Relational databases allow us to work with tables ("relation" is a fancy word for table). A relational database (Oracle, SQL Server, MySQL, etc.) will store one or more tables on disk. SQLite uses a single file, but other systems use multiple files and a client/server architecture.
The SQL language is used to specify queries on the data, as well as insertions/deletions/updates.
Why would we use a database? Doesn't Pandas already allow us to work with tables?

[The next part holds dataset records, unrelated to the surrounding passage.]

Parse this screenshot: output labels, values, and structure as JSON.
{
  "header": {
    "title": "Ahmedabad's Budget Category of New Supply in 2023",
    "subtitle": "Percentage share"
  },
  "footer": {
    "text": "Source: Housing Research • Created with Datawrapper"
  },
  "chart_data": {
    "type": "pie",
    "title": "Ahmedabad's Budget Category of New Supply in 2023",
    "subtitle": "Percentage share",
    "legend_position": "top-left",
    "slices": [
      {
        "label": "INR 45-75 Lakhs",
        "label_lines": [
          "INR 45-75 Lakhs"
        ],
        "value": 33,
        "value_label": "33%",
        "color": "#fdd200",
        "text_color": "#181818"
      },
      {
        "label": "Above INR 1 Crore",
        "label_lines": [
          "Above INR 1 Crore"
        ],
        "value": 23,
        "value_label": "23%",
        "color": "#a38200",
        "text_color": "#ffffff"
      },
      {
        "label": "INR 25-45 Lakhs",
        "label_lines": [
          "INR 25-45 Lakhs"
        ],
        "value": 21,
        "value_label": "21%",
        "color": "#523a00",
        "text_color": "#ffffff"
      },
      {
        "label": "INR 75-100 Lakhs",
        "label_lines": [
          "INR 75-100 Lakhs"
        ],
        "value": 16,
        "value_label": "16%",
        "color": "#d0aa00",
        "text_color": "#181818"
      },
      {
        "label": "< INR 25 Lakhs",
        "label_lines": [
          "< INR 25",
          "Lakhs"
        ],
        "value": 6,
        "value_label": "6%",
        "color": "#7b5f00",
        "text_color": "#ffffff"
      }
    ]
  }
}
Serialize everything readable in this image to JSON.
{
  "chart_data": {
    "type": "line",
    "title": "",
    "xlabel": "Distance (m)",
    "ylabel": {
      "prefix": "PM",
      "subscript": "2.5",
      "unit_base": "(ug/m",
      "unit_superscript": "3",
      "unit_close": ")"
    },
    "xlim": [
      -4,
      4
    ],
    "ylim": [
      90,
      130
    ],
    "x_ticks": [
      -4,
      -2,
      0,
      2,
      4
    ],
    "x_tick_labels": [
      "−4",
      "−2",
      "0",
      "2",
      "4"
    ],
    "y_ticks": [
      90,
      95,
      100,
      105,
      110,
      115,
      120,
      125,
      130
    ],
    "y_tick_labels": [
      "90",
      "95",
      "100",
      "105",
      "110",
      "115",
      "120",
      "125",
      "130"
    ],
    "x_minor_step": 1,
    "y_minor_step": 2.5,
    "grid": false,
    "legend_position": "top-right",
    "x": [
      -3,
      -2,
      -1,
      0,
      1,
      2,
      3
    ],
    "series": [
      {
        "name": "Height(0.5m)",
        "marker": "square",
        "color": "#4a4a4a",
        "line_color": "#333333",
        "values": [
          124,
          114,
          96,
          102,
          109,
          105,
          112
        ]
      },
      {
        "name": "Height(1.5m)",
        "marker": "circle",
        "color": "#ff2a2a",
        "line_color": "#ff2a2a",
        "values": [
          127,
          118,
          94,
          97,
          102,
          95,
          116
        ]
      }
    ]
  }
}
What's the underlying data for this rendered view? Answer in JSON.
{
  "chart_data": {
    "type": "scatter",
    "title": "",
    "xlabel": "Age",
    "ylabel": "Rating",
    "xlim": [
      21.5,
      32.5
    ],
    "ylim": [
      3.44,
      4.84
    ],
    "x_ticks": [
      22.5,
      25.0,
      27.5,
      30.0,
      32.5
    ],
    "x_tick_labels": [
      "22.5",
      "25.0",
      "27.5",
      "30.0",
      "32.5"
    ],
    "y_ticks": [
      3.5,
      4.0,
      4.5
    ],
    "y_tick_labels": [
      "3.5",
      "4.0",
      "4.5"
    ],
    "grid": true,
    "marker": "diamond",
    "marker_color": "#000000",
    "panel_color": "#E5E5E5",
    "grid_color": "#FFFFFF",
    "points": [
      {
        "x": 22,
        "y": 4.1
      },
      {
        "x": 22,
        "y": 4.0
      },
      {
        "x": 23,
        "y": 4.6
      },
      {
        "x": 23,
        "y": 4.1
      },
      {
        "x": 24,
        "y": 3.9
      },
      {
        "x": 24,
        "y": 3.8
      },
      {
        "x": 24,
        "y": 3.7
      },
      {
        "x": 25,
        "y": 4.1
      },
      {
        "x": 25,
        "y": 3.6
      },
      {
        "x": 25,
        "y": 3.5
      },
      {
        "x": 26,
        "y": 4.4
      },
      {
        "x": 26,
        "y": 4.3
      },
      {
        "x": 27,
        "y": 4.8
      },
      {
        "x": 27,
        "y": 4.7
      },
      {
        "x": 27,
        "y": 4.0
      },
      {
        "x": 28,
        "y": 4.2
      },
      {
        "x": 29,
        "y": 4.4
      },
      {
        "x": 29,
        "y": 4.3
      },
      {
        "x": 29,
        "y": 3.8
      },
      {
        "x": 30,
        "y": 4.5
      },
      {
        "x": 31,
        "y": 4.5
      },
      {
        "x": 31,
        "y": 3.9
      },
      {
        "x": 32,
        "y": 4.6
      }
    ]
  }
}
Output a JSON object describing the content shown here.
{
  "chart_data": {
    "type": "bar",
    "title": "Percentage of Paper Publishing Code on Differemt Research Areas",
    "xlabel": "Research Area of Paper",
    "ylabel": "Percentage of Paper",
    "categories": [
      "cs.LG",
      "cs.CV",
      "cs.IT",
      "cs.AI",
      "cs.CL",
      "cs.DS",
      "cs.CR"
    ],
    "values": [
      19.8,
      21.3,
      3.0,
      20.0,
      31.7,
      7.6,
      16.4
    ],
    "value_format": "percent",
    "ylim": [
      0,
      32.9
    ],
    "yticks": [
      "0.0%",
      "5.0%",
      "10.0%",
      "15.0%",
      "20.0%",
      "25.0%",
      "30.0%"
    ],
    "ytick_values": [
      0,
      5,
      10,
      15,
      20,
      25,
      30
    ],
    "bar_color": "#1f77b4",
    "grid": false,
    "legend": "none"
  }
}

The MovieLens dataset contains information about:
We will be using a small dataset (9,000 movies, 100,000 ratings) that is only 4MB, but the full dataset is a 1GB file (40,000 movies, 24,000,000 ratings).
Movies table:
CREATE TABLE movies (
movieId INTEGER PRIMARY KEY,
title TEXT NOT NULL,
year INTEGER
);
Open the database:
sqlite3 movielens-small.sqlite
Enable pretty output:
.headers on
.mode column
All the movies from 1933:
SELECT * FROM movies WHERE year = 1933;
movieId title year
---------- ---------- ----------
1256 Duck Soup 1933
2366 King Kong 1933
3932 Invisible 1933
4921 Little Wom 1933
7080 42nd Stree 1933
7081 I'm No Ang 1933
8256 Queen Chri 1933
8670 Testament 1933
25795 Dinner at 1933
25801 She Done H 1933
48301 Private Li 1933
71102 Three Musk 1933
80748 Alice in W 1933
The titles from all the movies from 1933:
SELECT title FROM movies WHERE year = 1933;
title
----------
Duck Soup
King Kong
Invisible
Little Wom
42nd Stree
I'm No Ang
Queen Chri
Testament
Dinner at
She Done H
Private Li
Three Musk
Alice in W
All the movies (there's 9000+ movies, so we use LIMIT
to only print the top n rows)
SELECT * FROM movies LIMIT 10;
movieId title year
---------- ---------- ----------
1 Toy Story 1995
2 Jumanji 1995
3 Grumpier O 1995
4 Waiting to 1995
5 Father of 1995
6 Heat 1995
7 Sabrina 1995
8 Tom and Hu 1995
9 Sudden Dea 1995
10 GoldenEye 1995
import sqlite3
conn = sqlite3.connect("movielens-small.sqlite")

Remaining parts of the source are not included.